Comparing Tribbles Homolog 3 (TRIB3) Protein Expression Levels with Clinicopathological Characteristics and Survival Among Neuroblastoma Patients

Background: Tribbles Homolog 3 (TRIB3) is a member of the pseudokinase family of tribbles and acts as an adaptor protein to regulate different cellular processes. Upregulation of TRIB3 expression was shown either as a favorable or an adverse prognostic factor in various adult malignancies. However, TRIB3 expression has not been examined in pediatric cancers. Neuroblastoma is the most common malignant solid tumor of childhood, which affects mostly children under 5 years old. Risk stratification of patients defined by International Neuroblastoma Risk Group was used to determine prognosis and treatment of the disease. This study aimed to examine the relationship between TRIB3 protein expression levels and clinicopathological features and survival of patients. Methods: TRIB3 protein expression was analyzed using immunohistochemical staining on formalin-fixed paraffin-embedded tissue samples of neuroblastoma patients (n = 56). Survival analyses were performed with Kaplan-Meier method and log-rank tests.
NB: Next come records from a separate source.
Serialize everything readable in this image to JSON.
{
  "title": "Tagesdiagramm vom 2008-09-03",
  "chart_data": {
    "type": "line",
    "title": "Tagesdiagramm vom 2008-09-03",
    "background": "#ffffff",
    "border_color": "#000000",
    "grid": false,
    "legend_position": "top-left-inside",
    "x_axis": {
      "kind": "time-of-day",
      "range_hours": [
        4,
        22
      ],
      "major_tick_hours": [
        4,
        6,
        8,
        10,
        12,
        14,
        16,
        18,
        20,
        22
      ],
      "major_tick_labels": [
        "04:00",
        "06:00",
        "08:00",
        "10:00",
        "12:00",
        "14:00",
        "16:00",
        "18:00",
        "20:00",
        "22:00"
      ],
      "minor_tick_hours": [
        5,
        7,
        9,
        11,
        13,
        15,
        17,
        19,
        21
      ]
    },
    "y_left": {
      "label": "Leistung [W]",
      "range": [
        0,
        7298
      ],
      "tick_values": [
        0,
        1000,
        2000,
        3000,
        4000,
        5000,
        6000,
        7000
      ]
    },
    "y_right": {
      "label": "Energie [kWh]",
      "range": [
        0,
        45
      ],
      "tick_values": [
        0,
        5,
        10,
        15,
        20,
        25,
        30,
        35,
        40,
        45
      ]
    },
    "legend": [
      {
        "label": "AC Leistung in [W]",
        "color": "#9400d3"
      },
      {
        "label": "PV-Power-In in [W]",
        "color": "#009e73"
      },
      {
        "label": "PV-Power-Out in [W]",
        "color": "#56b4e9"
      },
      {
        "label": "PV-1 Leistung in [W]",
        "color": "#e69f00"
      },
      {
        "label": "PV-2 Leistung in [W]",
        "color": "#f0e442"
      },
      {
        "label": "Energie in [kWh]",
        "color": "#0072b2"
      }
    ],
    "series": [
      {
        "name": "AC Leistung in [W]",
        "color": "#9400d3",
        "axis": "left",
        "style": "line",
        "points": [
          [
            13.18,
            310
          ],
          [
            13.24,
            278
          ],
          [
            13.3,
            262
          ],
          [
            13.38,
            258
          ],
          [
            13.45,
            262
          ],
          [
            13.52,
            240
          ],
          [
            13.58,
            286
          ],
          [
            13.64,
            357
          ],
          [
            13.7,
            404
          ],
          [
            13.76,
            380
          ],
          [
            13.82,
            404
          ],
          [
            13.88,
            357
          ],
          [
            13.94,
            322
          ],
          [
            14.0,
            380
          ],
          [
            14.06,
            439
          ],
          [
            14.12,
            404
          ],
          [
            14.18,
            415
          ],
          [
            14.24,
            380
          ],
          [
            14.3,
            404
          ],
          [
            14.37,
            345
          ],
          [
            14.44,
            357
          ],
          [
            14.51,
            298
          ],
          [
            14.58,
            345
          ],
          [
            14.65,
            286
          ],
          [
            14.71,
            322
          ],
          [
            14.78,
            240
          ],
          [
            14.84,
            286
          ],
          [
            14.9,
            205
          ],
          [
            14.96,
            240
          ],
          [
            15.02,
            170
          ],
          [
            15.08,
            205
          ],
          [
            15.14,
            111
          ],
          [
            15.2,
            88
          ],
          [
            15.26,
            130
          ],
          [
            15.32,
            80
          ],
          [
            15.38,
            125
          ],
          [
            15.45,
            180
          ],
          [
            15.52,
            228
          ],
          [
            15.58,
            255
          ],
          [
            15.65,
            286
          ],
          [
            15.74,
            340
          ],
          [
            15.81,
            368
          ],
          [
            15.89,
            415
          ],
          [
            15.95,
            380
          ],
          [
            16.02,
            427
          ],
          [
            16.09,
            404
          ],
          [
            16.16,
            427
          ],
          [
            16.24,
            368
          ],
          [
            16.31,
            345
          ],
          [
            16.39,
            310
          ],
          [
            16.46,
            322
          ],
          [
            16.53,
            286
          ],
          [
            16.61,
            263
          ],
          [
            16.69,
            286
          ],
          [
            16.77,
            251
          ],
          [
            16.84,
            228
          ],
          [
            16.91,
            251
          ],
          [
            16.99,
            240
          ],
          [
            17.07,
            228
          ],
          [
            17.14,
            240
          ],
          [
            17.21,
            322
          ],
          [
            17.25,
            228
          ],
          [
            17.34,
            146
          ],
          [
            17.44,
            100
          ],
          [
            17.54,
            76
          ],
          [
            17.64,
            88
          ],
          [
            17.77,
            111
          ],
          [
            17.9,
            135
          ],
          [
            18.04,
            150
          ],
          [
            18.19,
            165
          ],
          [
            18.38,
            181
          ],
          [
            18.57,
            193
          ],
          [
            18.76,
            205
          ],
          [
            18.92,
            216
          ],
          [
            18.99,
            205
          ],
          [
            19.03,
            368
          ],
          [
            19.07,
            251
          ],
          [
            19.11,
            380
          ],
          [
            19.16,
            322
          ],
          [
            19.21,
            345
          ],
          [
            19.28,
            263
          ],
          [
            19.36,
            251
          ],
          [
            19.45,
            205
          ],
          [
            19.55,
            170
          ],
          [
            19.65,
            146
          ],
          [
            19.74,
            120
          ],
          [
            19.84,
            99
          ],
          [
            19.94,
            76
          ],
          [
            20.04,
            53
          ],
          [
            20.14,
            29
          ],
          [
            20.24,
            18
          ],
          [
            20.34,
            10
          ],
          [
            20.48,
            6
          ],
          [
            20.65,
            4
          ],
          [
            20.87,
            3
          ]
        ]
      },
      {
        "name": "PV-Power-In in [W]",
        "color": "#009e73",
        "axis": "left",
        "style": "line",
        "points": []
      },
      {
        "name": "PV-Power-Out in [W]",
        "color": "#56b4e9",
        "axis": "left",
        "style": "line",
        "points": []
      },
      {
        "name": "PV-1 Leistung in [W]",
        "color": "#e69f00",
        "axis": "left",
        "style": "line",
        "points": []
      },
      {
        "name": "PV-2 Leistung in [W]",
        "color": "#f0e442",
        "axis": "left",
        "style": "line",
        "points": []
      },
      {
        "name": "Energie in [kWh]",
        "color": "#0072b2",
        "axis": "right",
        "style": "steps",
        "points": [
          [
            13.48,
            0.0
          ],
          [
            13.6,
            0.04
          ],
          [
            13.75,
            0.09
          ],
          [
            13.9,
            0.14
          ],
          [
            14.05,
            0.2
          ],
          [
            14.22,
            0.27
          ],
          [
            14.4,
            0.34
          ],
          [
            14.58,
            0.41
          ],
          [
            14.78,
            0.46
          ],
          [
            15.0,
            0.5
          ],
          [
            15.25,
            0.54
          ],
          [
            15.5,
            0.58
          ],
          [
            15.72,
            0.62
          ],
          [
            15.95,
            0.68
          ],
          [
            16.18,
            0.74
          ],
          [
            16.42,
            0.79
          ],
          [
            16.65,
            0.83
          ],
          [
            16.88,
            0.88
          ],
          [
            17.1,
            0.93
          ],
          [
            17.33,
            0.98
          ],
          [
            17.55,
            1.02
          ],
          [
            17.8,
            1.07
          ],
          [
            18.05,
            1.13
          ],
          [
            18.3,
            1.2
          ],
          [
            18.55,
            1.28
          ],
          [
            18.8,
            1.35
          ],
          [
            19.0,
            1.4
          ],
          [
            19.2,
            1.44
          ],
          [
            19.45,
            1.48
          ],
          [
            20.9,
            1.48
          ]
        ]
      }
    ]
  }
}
Association between TRIB3 expression and clinicopathological characteristics were analyzed with Spearman’s correlation. Results: Of the patients, 32.1% were in the low-risk group, 21.4% in the medium-risk group, and 46.4% in the high-risk group. Survival analysis was performed in the entire neuroblastoma patient group and sub-risk groups of neuroblastoma patients. In the entire patient group, there was no significant difference in overall survival ( P = .202) and event-free survival ( P = .172) between TRIB3-positive and -negative patients. However, when survival analyses were performed in each risk group, TRIB3 expression was significantly associated with higher overall survival ( P = .034) and event-free survival ( P = .032) in low-risk group neuroblastoma patients. Nevertheless, no association was found between TRIB3 expression and overall survival ( P = .799) and event-free survival ( P = .448) in high-risk neuroblastoma patients. Furthermore, a significant correlation was identified between 1p36 loss-of-heterozygosity and TRIB3 expression ( P = .030). However, TRIB3 expression did not correlate with other clinicopathological features. Conclusion: TRIB3 expression is a potential predictive biomarker for low-risk neuroblastoma patients.